Ancardia's Unusual Animals--The Cherufe
Classification: Beast (crocodilian)
Habitat: Volcanically active regions along the tropics, especially on the Isles of Bleeding Rock and on the islands of the Sea of Sibili.
The Cherufe is a curious species in the crocodile family, one which is adapted to live strictly in the tropics close to volcanic activity. They are a common sight on the slopes of small shield volcanoes and along the sides of solidifying lava flows, and are also a very good indicator of the presence of accessible hot springs when they are spotted in the undergrowth areas away from lava rocks. The beasts are, as you might guess, very strongly magically attuned and are almost entirely resistant to extreme heat and flame, able to walk right across cooling lava flows which still measure in at over 250 degrees Celsius. Cherufe are generally laidback, opportunistic omnivores, basking in the extreme heat of geothermal activity and the tropical sun most of the time and feeding on a variety of things found in the vicinity. They commonly scavenge carcasses of animals which succumb to the hazards of volcanoes or extremely hot springs, and are also known to browse on the fruit and foliage of a number of plants found in greater density around volcanoes—such as coffee berries, ash succulents, air plants, tree ferns, passionflowers and mountain orchids. They are astoundingly comfortable around humanoid presence and attack only when provoked or approached too closely; in many areas, the local group of cherufe become a default source of disposal for kitchen scraps.

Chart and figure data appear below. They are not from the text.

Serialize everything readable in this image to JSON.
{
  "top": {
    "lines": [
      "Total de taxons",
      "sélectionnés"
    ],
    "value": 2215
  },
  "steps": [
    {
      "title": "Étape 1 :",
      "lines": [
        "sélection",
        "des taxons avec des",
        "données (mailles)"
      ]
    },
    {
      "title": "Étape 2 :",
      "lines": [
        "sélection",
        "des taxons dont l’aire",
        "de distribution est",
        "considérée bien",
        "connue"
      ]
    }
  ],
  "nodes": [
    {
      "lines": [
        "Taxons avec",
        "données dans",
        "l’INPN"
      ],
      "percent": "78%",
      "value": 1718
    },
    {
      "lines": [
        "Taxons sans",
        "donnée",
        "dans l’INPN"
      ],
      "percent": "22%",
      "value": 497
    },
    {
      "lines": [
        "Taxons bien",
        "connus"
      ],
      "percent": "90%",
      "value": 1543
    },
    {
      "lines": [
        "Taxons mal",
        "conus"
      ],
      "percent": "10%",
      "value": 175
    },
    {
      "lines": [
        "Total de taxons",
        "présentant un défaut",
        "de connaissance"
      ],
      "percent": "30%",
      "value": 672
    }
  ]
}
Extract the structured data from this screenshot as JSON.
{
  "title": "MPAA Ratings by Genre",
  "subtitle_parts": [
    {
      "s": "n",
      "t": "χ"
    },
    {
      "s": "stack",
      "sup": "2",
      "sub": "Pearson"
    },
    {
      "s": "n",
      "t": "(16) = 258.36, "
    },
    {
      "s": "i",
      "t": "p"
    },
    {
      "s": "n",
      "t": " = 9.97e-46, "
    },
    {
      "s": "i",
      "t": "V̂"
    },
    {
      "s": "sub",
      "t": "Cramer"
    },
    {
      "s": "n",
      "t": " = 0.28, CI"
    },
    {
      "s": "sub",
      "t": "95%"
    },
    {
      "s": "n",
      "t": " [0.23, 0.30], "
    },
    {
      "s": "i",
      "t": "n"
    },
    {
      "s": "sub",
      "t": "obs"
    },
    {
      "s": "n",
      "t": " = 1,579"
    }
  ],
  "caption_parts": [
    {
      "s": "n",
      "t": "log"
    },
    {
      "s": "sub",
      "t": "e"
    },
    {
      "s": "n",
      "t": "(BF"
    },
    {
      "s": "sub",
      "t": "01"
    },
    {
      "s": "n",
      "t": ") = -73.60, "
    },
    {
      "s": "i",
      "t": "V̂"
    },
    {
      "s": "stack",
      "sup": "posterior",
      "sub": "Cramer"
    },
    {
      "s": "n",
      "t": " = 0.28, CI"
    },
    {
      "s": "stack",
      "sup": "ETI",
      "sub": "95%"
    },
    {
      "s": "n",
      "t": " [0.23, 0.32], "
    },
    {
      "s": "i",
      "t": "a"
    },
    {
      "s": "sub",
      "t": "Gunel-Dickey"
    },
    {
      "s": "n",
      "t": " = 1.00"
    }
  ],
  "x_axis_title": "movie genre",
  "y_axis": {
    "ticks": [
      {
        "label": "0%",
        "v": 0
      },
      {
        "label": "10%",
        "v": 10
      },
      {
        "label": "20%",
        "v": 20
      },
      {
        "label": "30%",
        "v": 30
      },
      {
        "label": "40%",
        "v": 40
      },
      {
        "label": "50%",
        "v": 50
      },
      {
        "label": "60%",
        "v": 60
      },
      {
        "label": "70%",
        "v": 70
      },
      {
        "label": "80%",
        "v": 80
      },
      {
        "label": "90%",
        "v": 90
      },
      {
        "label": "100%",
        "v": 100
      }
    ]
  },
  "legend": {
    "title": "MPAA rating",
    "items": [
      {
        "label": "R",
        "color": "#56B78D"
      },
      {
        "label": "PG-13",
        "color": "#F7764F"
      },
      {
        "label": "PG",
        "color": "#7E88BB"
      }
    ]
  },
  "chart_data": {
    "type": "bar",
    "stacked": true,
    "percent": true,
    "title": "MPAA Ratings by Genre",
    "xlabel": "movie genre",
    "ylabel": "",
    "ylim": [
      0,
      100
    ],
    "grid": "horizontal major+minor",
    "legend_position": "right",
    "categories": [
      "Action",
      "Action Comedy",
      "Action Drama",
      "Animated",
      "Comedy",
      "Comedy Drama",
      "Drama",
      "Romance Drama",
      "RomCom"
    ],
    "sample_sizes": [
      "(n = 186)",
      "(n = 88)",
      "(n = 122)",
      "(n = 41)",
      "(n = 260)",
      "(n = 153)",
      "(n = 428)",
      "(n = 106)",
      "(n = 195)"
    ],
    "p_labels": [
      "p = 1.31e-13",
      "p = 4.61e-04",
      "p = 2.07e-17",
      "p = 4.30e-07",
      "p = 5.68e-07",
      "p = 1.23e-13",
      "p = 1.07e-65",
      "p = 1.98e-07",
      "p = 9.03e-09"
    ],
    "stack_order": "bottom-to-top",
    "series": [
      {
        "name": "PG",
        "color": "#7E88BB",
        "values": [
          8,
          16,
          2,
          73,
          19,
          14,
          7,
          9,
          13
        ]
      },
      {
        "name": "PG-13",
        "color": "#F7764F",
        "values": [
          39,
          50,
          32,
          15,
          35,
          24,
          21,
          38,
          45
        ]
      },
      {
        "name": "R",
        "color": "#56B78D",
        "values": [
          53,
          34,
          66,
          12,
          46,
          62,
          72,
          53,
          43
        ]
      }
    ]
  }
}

While some cultures regard the cherufe with reverence and forbid hunting or harassing them for any reason, alchemists in the Heartland, Nechola, and the Ayn Coastlands covet various materials from these creatures for a number of purposes. The blood of cherufe is perhaps the most valuable as it is the base ingredient for a potent potion against some of the most fatal inflammatory diseases, but some mages seek out the hides of cherufe for their natural baseline of enchantment—making them some of the most powerful raw materials for items that provide immunity to fire and heat. Cherufe are not easy quarry at all—measuring an average of 3.5 meters in length at adulthood, in addition to their powerful jaws full of large, conical teeth and heavy, scute-plated tails, the cherufe also employs its natural arcana to spout plumes of flames up to 20 meters in length, heat an area around themselves up to ignition temperature to ward off attackers, and emit defensive flumes of heated, toxic ash clouds. In spite of their great strengths, cherufe are nonaggressive and prefer to flee whenever possible from fights.
Gregarious and social, cherufe continue to be fairly non-violent in their conspecific life. When the breeding season comes around, large cherufe adults contest with each other over idea high ground for nest-building, attracting mates by securing the best sites. If another cherufe attempts to claim the same nesting spot, they enter a ritualized combat that involves rearing up on their hind legs and pushing against each other chest-first; the victor is whichever one manages to push the other one over. Pairs which maintain their nesting spot dig a pit and lay their clutch of eggs within, usually numbering between 12 and 18 eggs, and take turns brooding the clutch and protecting it from various egg foragers for about 26 days until hatching. The hatchlings stick close to their parents for the first year of their lives, often riding on the parent’s heads and backs, learning how to forage and scavenge while also hunting insects and rodents. After a year, the young cherufe are about one meter long, and their rate of growth slows considerably; cherufe reach their average adult size at roughly 6 years of age, and only become able to breed at about 8 years old. It’s unclear what the normal lifespan of a cherufe is due to poor records and a general inability to tell one large cherufe from another—the known record among captive cherufe reached over 60 years of age, so it is assumed most cherufe can reach between 50 and 70 years of age in a normal lifespan.